- Mepok Location in Burma
- Coordinates: 25°51′54″N 95°34′15″E﻿ / ﻿25.86500°N 95.57083°E
- Country: Burma
- Region: Sagaing Region
- District: Hkamti District
- Township: Hkamti Township
- Elevation: 188 m (617 ft)

Population (2014)
- • Total: 255
- Time zone: UTC+6.30 (MST)

= Mepok =

Mepok or Mei Poke is a village and village tract in Hkamti Township in Hkamti District in the Sagaing Region of northwestern Burma. At the time of the 2014 census the village tract had a population of 255 people.

==History==
In the early 20th century the British established a small rubber plantation with hevea trees at Mepok.

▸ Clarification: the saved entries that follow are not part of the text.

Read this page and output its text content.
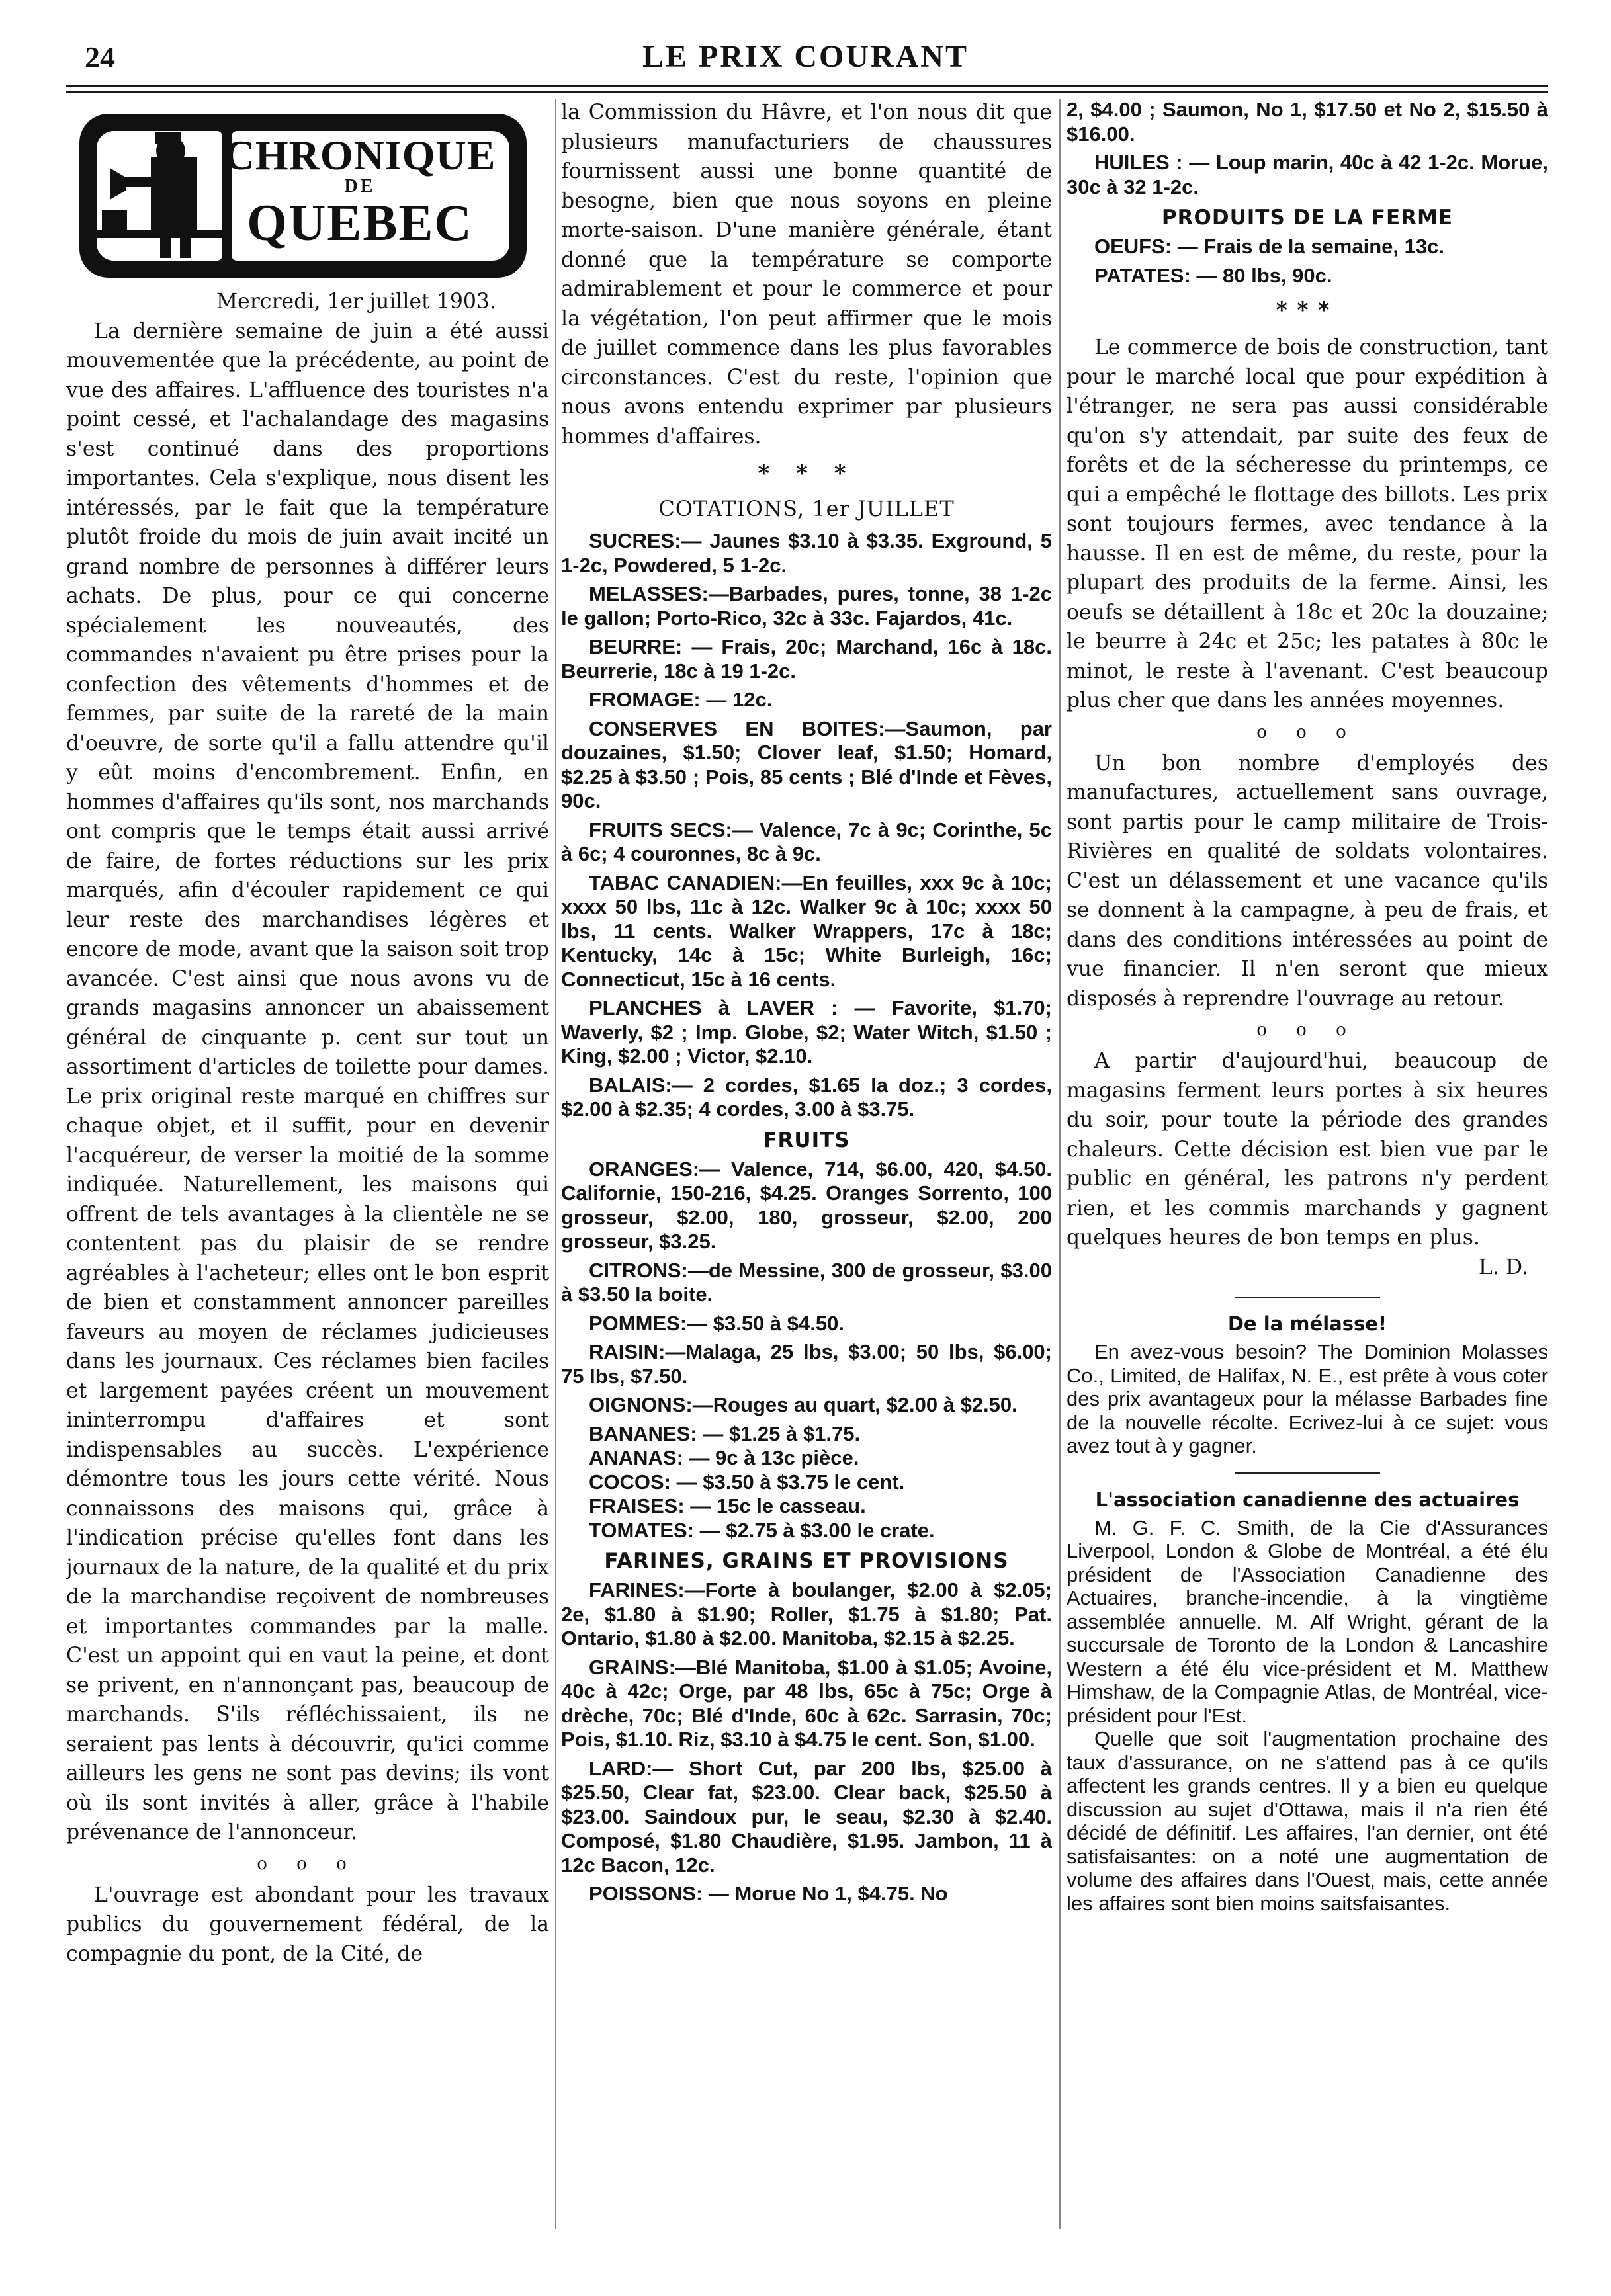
24	LE PRIX COURANT
CHRONIQUE
DE
QUEBEC

Mercredi, 1er juillet 1903.

La dernière semaine de juin a été aussi mouvementée que la précédente, au point de vue des affaires. L'affluence des touristes n'a point cessé, et l'achalandage des magasins s'est continué dans des proportions importantes. Cela s'explique, nous disent les intéressés, par le fait que la température plutôt froide du mois de juin avait incité un grand nombre de personnes à différer leurs achats. De plus, pour ce qui concerne spécialement les nouveautés, des commandes n'avaient pu être prises pour la confection des vêtements d'hommes et de femmes, par suite de la rareté de la main d'oeuvre, de sorte qu'il a fallu attendre qu'il y eût moins d'encombrement. Enfin, en hommes d'affaires qu'ils sont, nos marchands ont compris que le temps était aussi arrivé de faire, de fortes réductions sur les prix marqués, afin d'écouler rapidement ce qui leur reste des marchandises légères et encore de mode, avant que la saison soit trop avancée. C'est ainsi que nous avons vu de grands magasins annoncer un abaissement général de cinquante p. cent sur tout un assortiment d'articles de toilette pour dames. Le prix original reste marqué en chiffres sur chaque objet, et il suffit, pour en devenir l'acquéreur, de verser la moitié de la somme indiquée. Naturellement, les maisons qui offrent de tels avantages à la clientèle ne se contentent pas du plaisir de se rendre agréables à l'acheteur; elles ont le bon esprit de bien et constamment annoncer pareilles faveurs au moyen de réclames judicieuses dans les journaux. Ces réclames bien faciles et largement payées créent un mouvement ininterrompu d'affaires et sont indispensables au succès. L'expérience démontre tous les jours cette vérité. Nous connaissons des maisons qui, grâce à l'indication précise qu'elles font dans les journaux de la nature, de la qualité et du prix de la marchandise reçoivent de nombreuses et importantes commandes par la malle. C'est un appoint qui en vaut la peine, et dont se privent, en n'annonçant pas, beaucoup de marchands. S'ils réfléchissaient, ils ne seraient pas lents à découvrir, qu'ici comme ailleurs les gens ne sont pas devins; ils vont où ils sont invités à aller, grâce à l'habile prévenance de l'annonceur.

o o o

L'ouvrage est abondant pour les travaux publics du gouvernement fédéral, de la compagnie du pont, de la Cité, de

la Commission du Hâvre, et l'on nous dit que plusieurs manufacturiers de chaussures fournissent aussi une bonne quantité de besogne, bien que nous soyons en pleine morte-saison. D'une manière générale, étant donné que la température se comporte admirablement et pour le commerce et pour la végétation, l'on peut affirmer que le mois de juillet commence dans les plus favorables circonstances. C'est du reste, l'opinion que nous avons entendu exprimer par plusieurs hommes d'affaires.

* * *
COTATIONS, 1er JUILLET

SUCRES:— Jaunes $3.10 à $3.35. Exground, 5 1-2c, Powdered, 5 1-2c.

MELASSES:—Barbades, pures, tonne, 38 1-2c le gallon; Porto-Rico, 32c à 33c. Fajardos, 41c.

BEURRE: — Frais, 20c; Marchand, 16c à 18c. Beurrerie, 18c à 19 1-2c.

FROMAGE: — 12c.

CONSERVES EN BOITES:—Saumon, par douzaines, $1.50; Clover leaf, $1.50; Homard, $2.25 à $3.50 ; Pois, 85 cents ; Blé d'Inde et Fèves, 90c.

FRUITS SECS:— Valence, 7c à 9c; Corinthe, 5c à 6c; 4 couronnes, 8c à 9c.

TABAC CANADIEN:—En feuilles, xxx 9c à 10c; xxxx 50 lbs, 11c à 12c. Walker 9c à 10c; xxxx 50 lbs, 11 cents. Walker Wrappers, 17c à 18c; Kentucky, 14c à 15c; White Burleigh, 16c; Connecticut, 15c à 16 cents.

PLANCHES à LAVER : — Favorite, $1.70; Waverly, $2 ; Imp. Globe, $2; Water Witch, $1.50 ; King, $2.00 ; Victor, $2.10.

BALAIS:— 2 cordes, $1.65 la doz.; 3 cordes, $2.00 à $2.35; 4 cordes, 3.00 à $3.75.

FRUITS

ORANGES:— Valence, 714, $6.00, 420, $4.50. Californie, 150-216, $4.25. Oranges Sorrento, 100 grosseur, $2.00, 180, grosseur, $2.00, 200 grosseur, $3.25.

CITRONS:—de Messine, 300 de grosseur, $3.00 à $3.50 la boite.

POMMES:— $3.50 à $4.50.

RAISIN:—Malaga, 25 lbs, $3.00; 50 lbs, $6.00; 75 lbs, $7.50.

OIGNONS:—Rouges au quart, $2.00 à $2.50.

BANANES: — $1.25 à $1.75.

ANANAS: — 9c à 13c pièce.

COCOS: — $3.50 à $3.75 le cent.

FRAISES: — 15c le casseau.

TOMATES: — $2.75 à $3.00 le crate.

FARINES, GRAINS ET PROVISIONS

FARINES:—Forte à boulanger, $2.00 à $2.05; 2e, $1.80 à $1.90; Roller, $1.75 à $1.80; Pat. Ontario, $1.80 à $2.00. Manitoba, $2.15 à $2.25.

GRAINS:—Blé Manitoba, $1.00 à $1.05; Avoine, 40c à 42c; Orge, par 48 lbs, 65c à 75c; Orge à drèche, 70c; Blé d'Inde, 60c à 62c. Sarrasin, 70c; Pois, $1.10. Riz, $3.10 à $4.75 le cent. Son, $1.00.

LARD:— Short Cut, par 200 lbs, $25.00 à $25.50, Clear fat, $23.00. Clear back, $25.50 à $23.00. Saindoux pur, le seau, $2.30 à $2.40. Composé, $1.80 Chaudière, $1.95. Jambon, 11 à 12c Bacon, 12c.

POISSONS: — Morue No 1, $4.75. No

2, $4.00 ; Saumon, No 1, $17.50 et No 2, $15.50 à $16.00.

HUILES : — Loup marin, 40c à 42 1-2c. Morue, 30c à 32 1-2c.

PRODUITS DE LA FERME

OEUFS: — Frais de la semaine, 13c.

PATATES: — 80 lbs, 90c.

***

Le commerce de bois de construction, tant pour le marché local que pour expédition à l'étranger, ne sera pas aussi considérable qu'on s'y attendait, par suite des feux de forêts et de la sécheresse du printemps, ce qui a empêché le flottage des billots. Les prix sont toujours fermes, avec tendance à la hausse. Il en est de même, du reste, pour la plupart des produits de la ferme. Ainsi, les oeufs se détaillent à 18c et 20c la douzaine; le beurre à 24c et 25c; les patates à 80c le minot, le reste à l'avenant. C'est beaucoup plus cher que dans les années moyennes.

o o o

Un bon nombre d'employés des manufactures, actuellement sans ouvrage, sont partis pour le camp militaire de Trois-Rivières en qualité de soldats volontaires. C'est un délassement et une vacance qu'ils se donnent à la campagne, à peu de frais, et dans des conditions intéressées au point de vue financier. Il n'en seront que mieux disposés à reprendre l'ouvrage au retour.

o o o

A partir d'aujourd'hui, beaucoup de magasins ferment leurs portes à six heures du soir, pour toute la période des grandes chaleurs. Cette décision est bien vue par le public en général, les patrons n'y perdent rien, et les commis marchands y gagnent quelques heures de bon temps en plus.

L. D.

De la mélasse!

En avez-vous besoin? The Dominion Molasses Co., Limited, de Halifax, N. E., est prête à vous coter des prix avantageux pour la mélasse Barbades fine de la nouvelle récolte. Ecrivez-lui à ce sujet: vous avez tout à y gagner.

L'association canadienne des actuaires

M. G. F. C. Smith, de la Cie d'Assurances Liverpool, London & Globe de Montréal, a été élu président de l'Association Canadienne des Actuaires, branche-incendie, à la vingtième assemblée annuelle. M. Alf Wright, gérant de la succursale de Toronto de la London & Lancashire Western a été élu vice-président et M. Matthew Himshaw, de la Compagnie Atlas, de Montréal, vice-président pour l'Est.

Quelle que soit l'augmentation prochaine des taux d'assurance, on ne s'attend pas à ce qu'ils affectent les grands centres. Il y a bien eu quelque discussion au sujet d'Ottawa, mais il n'a rien été décidé de définitif. Les affaires, l'an dernier, ont été satisfaisantes: on a noté une augmentation de volume des affaires dans l'Ouest, mais, cette année les affaires sont bien moins saitsfaisantes.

It didn't prove to be successful.

==Geography==
Mepok is situated in Hkamti Township in the Sagaing Region of northwestern Burma, along the Chindwin River at an elevation of 188 m. It is just to the south of Heinsun, about 19.5 km south of Hkamti town. The village tract borders Heinsun to the north, Lin Hpar to the southeast and Saung Lin to the northwest. The village of Laung Tauk lies within the village tract of Mepok further in land from the Chindwin, towards the village of Sein Lae in Saung Lin.

==Demographics==
At the time of the 2014 census the village tract had a population of 255 people of which 140 were men and 115 were women. 55 households were recorded.